Identifying maternal and paternal matches, example - jonathanbrecher/sharedclustering GitHub Wiki

This is a good example of using Shared Clustering in combination with other tools and information to identify an unknown father.

In the DNA Detectives Facebook group, a member (Rachel) asked about cases where all matches were maternal. She couldn't find any paternal matches at all. I was skeptical.

After she reached out to me offline, I'm pretty sure I've figured out what was going on. This is "the rest of the story", posted with her permission.

Clusters analysis

The first thing I did was generate clusters for the matches at Ancestry. Since she was looking for a bio-father, I limited the clusters to include only the matches that at 90 cM or higher:

Clusters over 90 cM

I could easily see that there was one big cluster at the top left of the diagram and a double-cluster at the bottom right.

Without knowing anything about the tester, my first guess was that one cluster was maternal and one was paternal. If that was true, then it would follow that the double-cluster at bottom represented two grandparents, and maybe the other two grandparents weren't well separated in the cluster at top. Rachel knew that the top cluster was definitely maternal, so I focused on the bottom double-cluster.
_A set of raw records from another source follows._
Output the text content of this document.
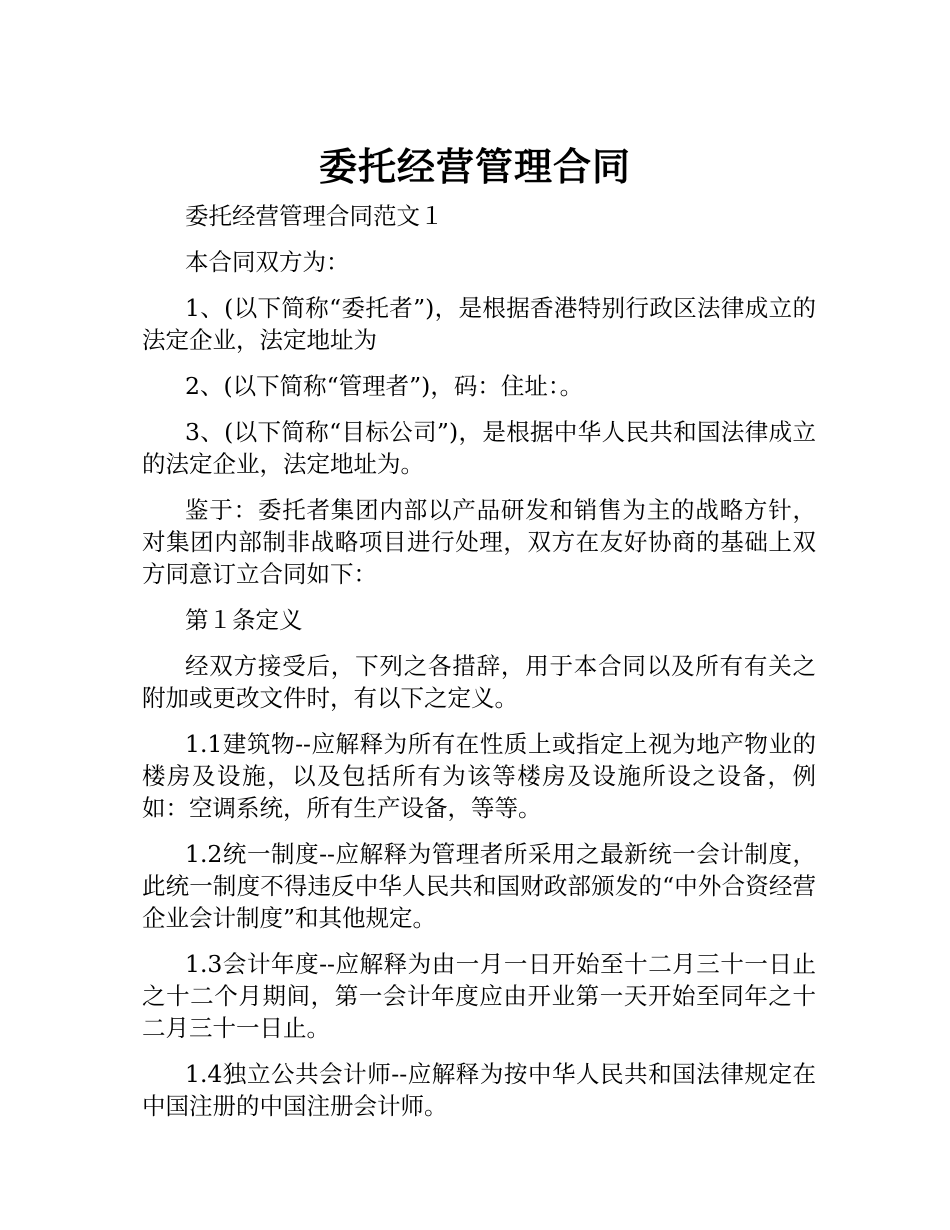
委托经营管理合同

委托经营管理合同范文１

本合同双方为：

1、(以下简称“委托者”)，是根据香港特别行政区法律成立的法定企业，法定地址为

2、(以下简称“管理者”)，码：住址：。

3、(以下简称“目标公司”)，是根据中华人民共和国法律成立的法定企业，法定地址为。

鉴于：委托者集团内部以产品研发和销售为主的战略方针，对集团内部制非战略项目进行处理，双方在友好协商的基础上双方同意订立合同如下：

第１条定义

经双方接受后，下列之各措辞，用于本合同以及所有有关之附加或更改文件时，有以下之定义。

1.1建筑物--应解释为所有在性质上或指定上视为地产物业的楼房及设施，以及包括所有为该等楼房及设施所设之设备，例如：空调系统，所有生产设备，等等。

1.2统一制度--应解释为管理者所采用之最新统一会计制度，此统一制度不得违反中华人民共和国财政部颁发的“中外合资经营企业会计制度”和其他规定。

1.3会计年度--应解释为由一月一日开始至十二月三十一日止之十二个月期间，第一会计年度应由开业第一天开始至同年之十二月三十一日止。

1.4独立公共会计师--应解释为按中华人民共和国法律规定在中国注册的中国注册会计师。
Then I looked at trees. Amazingly, 16 out of 18 people in bottom cluster have trees on Ancestry. The same uncommon name was present in four of those trees, so I could quickly throw those trees into the excellent What Are the Odds tool by DNA Painter.

What Are the Odds

That gives a strong hypothesis that the test taker is a grandchild of Sampson. According to the other public trees on Ancestry, Sampson had 9 children, but only two boys besides Thomas and John. Since the test taker is looking for a father, my guess is that it's down to one of those other two sons of Sampson. That's as far as I can get with the DNA. The next step would be to reach out to individual people.
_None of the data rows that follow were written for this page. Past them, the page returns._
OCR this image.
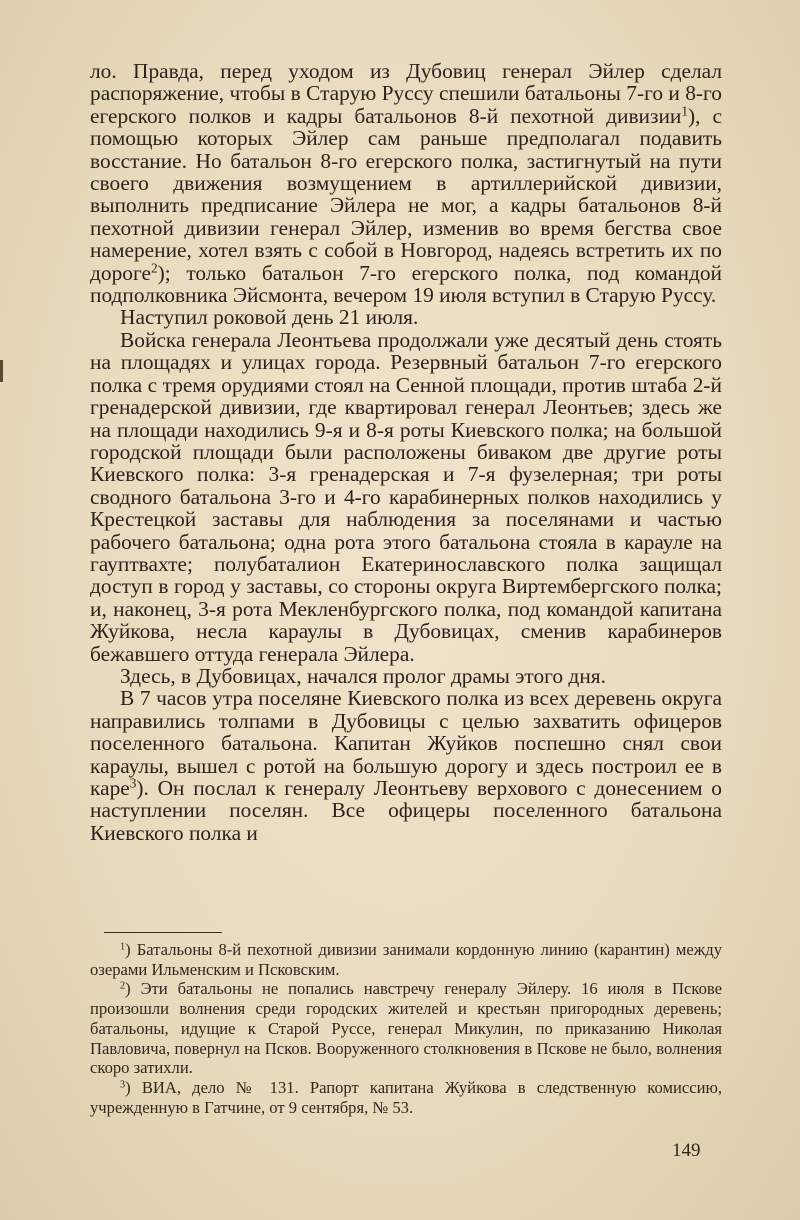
ло. Правда, перед уходом из Дубовиц генерал Эйлер сделал распоряжение, чтобы в Старую Руссу спешили батальоны 7-го и 8-го егерского полков и кадры батальонов 8-й пехотной дивизии$^1$), с помощью которых Эйлер сам раньше предполагал подавить восстание. Но батальон 8-го егерского полка, застигнутый на пути своего движения возмущением в артиллерийской дивизии, выполнить предписание Эйлера не мог, а кадры батальонов 8-й пехотной дивизии генерал Эйлер, изменив во время бегства свое намерение, хотел взять с собой в Новгород, надеясь встретить их по дороге$^2$); только батальон 7-го егерского полка, под командой подполковника Эйсмонта, вечером 19 июля вступил в Старую Руссу.

Наступил роковой день 21 июля.

Войска генерала Леонтьева продолжали уже десятый день стоять на площадях и улицах города. Резервный батальон 7-го егерского полка с тремя орудиями стоял на Сенной площади, против штаба 2-й гренадерской дивизии, где квартировал генерал Леонтьев; здесь же на площади находились 9-я и 8-я роты Киевского полка; на большой городской площади были расположены биваком две другие роты Киевского полка: 3-я гренадерская и 7-я фузелерная; три роты сводного батальона 3-го и 4-го карабинерных полков находились у Крестецкой заставы для наблюдения за поселянами и частью рабочего батальона; одна рота этого батальона стояла в карауле на гауптвахте; полубаталион Екатеринославского полка защищал доступ в город у заставы, со стороны округа Виртембергского полка; и, наконец, 3-я рота Мекленбургского полка, под командой капитана Жуйкова, несла караулы в Дубовицах, сменив карабинеров бежавшего оттуда генерала Эйлера.

Здесь, в Дубовицах, начался пролог драмы этого дня.

В 7 часов утра поселяне Киевского полка из всех деревень округа направились толпами в Дубовицы с целью захватить офицеров поселенного батальона. Капитан Жуйков поспешно снял свои караулы, вышел с ротой на большую дорогу и здесь построил ее в каре$^3$). Он послал к генералу Леонтьеву верхового с донесением о наступлении поселян. Все офицеры поселенного батальона Киевского полка и

$^1$) Батальоны 8-й пехотной дивизии занимали кордонную линию (карантин) между озерами Ильменским и Псковским.

$^2$) Эти батальоны не попались навстречу генералу Эйлеру. 16 июля в Пскове произошли волнения среди городских жителей и крестьян пригородных деревень; батальоны, идущие к Старой Руссе, генерал Микулин, по приказанию Николая Павловича, повернул на Псков. Вооруженного столкновения в Пскове не было, волнения скоро затихли.

$^3$) ВИА, дело № 131. Рапорт капитана Жуйкова в следственную комиссию, учрежденную в Гатчине, от 9 сентября, № 53.

149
I was able to build a tree for one other match in the lower double-cluster, who turned out to be a third cousin related through Sampson's wife. That supports the idea that the double-cluster includes matches through the tester's paternal grandparents. The four matches in the thick band in the middle of that double-cluster are likely 1C1R and 1C2R to the test taker, sharing both grandparents.

Cluster analysis hypothesis

"All maternal"?

All which raises an interesting question... Why did it look like all of the matches were maternal?
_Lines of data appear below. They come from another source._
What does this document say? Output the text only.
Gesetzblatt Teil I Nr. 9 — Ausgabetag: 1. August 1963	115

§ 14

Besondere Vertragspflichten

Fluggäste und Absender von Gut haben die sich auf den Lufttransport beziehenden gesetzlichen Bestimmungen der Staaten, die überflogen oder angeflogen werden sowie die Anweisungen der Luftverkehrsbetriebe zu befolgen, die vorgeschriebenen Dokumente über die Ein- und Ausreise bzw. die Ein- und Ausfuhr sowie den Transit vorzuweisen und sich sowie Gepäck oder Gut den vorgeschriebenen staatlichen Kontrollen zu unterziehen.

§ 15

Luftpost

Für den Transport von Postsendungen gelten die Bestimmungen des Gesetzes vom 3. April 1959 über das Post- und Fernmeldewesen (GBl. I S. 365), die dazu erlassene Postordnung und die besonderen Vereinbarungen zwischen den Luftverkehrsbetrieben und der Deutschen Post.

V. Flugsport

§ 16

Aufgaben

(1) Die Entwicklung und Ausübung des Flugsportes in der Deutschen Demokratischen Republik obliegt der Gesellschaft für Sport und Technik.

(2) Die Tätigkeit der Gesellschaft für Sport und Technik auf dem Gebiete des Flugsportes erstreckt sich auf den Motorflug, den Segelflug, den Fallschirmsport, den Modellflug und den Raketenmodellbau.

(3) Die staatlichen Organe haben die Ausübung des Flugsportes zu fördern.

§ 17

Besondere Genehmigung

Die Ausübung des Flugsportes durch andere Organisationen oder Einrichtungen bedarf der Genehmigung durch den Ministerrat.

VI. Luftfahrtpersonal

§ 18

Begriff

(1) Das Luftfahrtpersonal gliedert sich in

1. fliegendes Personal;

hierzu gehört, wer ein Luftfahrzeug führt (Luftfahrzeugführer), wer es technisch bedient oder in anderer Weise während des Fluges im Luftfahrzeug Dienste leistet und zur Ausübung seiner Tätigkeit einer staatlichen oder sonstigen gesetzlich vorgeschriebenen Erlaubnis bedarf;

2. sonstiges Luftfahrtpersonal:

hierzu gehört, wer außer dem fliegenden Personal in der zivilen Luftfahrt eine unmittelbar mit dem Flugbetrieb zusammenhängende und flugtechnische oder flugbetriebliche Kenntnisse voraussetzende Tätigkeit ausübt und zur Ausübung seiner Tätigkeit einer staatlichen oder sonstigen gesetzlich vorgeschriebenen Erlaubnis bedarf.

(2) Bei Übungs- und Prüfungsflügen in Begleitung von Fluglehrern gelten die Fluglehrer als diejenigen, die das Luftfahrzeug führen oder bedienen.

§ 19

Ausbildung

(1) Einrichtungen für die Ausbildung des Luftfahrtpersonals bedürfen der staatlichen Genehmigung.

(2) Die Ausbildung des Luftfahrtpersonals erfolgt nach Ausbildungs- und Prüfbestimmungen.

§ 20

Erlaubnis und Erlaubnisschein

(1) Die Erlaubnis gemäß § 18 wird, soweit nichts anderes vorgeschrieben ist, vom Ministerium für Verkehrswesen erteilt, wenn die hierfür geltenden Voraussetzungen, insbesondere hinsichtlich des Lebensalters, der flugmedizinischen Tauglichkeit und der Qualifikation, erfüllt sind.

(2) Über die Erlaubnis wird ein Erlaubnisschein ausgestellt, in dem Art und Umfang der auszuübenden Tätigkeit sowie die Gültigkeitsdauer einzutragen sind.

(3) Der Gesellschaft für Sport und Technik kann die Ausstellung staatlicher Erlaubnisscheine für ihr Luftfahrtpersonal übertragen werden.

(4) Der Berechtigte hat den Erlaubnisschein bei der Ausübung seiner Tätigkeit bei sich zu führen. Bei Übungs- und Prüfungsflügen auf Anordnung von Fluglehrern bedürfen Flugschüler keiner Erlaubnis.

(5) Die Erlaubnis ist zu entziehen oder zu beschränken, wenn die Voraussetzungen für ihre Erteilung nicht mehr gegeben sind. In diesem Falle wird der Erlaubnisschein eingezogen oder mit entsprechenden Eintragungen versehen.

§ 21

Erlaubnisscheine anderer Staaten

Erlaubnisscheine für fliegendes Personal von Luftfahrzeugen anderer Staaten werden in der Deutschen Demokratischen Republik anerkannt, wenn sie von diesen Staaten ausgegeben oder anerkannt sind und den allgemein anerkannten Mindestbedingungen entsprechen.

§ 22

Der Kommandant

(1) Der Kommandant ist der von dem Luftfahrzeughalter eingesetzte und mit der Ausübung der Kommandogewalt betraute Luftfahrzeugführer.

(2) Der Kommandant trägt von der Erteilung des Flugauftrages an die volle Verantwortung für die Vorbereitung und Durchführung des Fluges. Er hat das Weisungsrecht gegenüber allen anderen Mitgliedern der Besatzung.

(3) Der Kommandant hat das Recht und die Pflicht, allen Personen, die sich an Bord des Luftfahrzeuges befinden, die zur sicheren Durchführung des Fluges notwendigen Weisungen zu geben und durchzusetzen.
It turns out that Rachel hit a bit of bad luck. She looked at the highest matches, and their shared matches. Even though the clusters look very clear, they're not quite completely separate. There is one stray dot in the cluster diagram, where a 800 cM match in the large upper cluster also is a shared match to a 396 cM person in the lower double-cluster. I didn't even see it at first, but it's there. Those two people must be related to each other through some different branch, unrelated to the test taker. It's hard to discount a stray shared match like that, when looking only at the shared matches. It's very very very easy to discount it when looking at the full cluster diagram.

False match

It's also worth pointing out that this analysis could have been done without clusters at all. The clusters didn't change the centimorgans, or the trees. Clustering simply provided a spotlight on exactly which matches were most interesting to look at, and the centimorgans and trees made a lot more sense with that little bit of guidance.

Maternal matches

Although Rachel was focused on researching the paternal side, I also looked at the maternal side a little bit. Clusters generated over 90 cM would normally show matches divided into four groups, one for each grandparent. This diagram has two clusters that I could attribute to paternal grandparents. Why was there only one maternal cluster?

The answer is... not clear.

Clusters are often easy to interpret by themselves. Sometimes they need some extra help. In this case, the Shared Centimorgans column is interesting. Within the large maternal cluster, it's clear that the strongest matches are grouped in a band in the middle. similar to what was seen with the paternal matches.

False match

Using that band of strongest matches as a hint, I can sort of see some white areas at the top right and bottom left, as seen with the overlapping clusters for the paternal matches. The white areas are nowhere near as clear as on the paternal side. That's a hint that something else is going on here (the lower matches not shown in this diagram suggest some endogamy several generations back). But it still gives enough hint to let me make a hypothesis about the maternal matches also:

Maternal hypothesis

This maternal analysis would have been very difficult without clustering. Possible, yes. There isn't anything that clustering does that couldn't be done by hand. In this case, the close overlap would be hard to spot without the rest of the hints from the cluster diagram. In fact, it would be difficult to perform this analysis even with other clustering techniques. I don't think that the Leeds method would be able to resolve the maternal grandparents here. Credit one for Shared Clustering!